Now is the time to shift to a “shared” mindset. In other words, no more household CEO. No more scorecard over diaper duty or nightly wake ups. If you’re used to doing everything, let it go.
Instead, divide and conquer and communicate about the important stuff—school, doctor, friends. It’s unusual for people to feel drawn to every household chore or to perform a duty at the same time. For example, if you prefer diaper duty at 5:30 a.m. before getting ready for work rather than midnight when your partner may still be awake, agree on the expectation to avoid conflict at 2 a.m.
Similarly, if you prefer laundry piles to kitchen cleaning after dinner every night, having a mutually agreed upon expectation can create a household that looks more like a well-oiled machine.
Equally Shared Parenting Isn’t Always Equal
Shared parenting works best when both partners are honest about their strengths, weaknesses, and priorities. If you value a task more, or you’ll find yourself frustrated if it doesn’t get done, it’s okay to own the job, even if it means taking on extra duty.

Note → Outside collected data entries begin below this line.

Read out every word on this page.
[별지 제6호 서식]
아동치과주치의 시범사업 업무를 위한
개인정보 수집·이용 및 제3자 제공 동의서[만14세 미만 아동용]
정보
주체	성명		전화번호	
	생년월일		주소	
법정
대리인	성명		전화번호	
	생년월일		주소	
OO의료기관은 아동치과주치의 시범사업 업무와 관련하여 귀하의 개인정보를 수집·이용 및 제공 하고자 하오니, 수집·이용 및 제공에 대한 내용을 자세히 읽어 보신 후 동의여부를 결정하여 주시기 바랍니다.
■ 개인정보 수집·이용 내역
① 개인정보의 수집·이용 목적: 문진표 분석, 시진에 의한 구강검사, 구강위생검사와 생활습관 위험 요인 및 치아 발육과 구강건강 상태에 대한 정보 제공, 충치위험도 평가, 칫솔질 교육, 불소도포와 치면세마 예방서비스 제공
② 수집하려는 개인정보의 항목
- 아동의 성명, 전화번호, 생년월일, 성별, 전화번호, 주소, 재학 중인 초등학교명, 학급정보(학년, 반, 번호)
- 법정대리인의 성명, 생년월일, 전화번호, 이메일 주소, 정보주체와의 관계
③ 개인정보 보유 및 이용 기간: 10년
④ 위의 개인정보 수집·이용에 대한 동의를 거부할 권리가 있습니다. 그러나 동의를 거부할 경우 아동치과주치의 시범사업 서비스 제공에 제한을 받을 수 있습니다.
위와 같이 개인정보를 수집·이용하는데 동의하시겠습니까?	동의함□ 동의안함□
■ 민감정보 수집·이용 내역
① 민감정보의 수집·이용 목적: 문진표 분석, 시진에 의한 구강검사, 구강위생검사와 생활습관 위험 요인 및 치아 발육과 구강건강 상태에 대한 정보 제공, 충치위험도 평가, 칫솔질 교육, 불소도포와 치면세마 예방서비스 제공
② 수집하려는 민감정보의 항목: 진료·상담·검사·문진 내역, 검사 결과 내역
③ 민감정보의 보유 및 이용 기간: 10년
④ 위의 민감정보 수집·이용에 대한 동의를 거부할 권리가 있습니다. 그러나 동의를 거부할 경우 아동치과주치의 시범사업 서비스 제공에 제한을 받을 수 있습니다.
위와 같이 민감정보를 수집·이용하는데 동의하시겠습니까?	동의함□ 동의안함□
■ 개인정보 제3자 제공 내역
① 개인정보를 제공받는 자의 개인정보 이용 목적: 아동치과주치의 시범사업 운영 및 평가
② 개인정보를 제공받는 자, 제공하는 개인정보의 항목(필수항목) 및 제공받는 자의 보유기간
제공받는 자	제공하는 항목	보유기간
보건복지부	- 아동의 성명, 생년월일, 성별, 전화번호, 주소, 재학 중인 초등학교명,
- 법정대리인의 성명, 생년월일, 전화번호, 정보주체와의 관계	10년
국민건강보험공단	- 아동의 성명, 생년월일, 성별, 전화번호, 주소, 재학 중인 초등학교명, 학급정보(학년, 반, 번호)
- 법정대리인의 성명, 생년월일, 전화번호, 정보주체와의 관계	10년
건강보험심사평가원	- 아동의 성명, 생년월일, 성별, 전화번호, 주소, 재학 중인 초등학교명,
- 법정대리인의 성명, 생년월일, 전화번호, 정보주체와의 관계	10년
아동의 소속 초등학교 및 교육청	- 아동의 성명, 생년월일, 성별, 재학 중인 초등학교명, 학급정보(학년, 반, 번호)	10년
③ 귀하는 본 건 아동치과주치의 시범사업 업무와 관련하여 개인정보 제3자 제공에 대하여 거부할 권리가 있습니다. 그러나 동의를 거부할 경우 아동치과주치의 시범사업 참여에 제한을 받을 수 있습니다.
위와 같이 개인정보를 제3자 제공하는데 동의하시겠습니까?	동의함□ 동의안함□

Clear expectations are more than doing actual work. It’s who organizes and remembers the things yet to be done.
The realities of child rearing—short on time and sleep, quick tempers, emotional pressure on women and financial pressure on men—shape what we mean by “equality.” Though mom may get calls about playdates, teacher reports and doctor instructions, it’s important to share the burden as a team. Share a household email, and make your “50/50” parenting visible to institutions that seem to favor mothers as the director of all household business.
Certainly, shared parenting means you’ll compromise and communicate more, but it’s fair to say that nobody was born with a passion to wash the floors or pack a diaper bag.
Though daytime diaper duty and feedings logistically fell to me during the first year of our daughter’s life, our sweet spot grew out of sharing household chores and midnight wakeups. That learning made us each better partners and parents.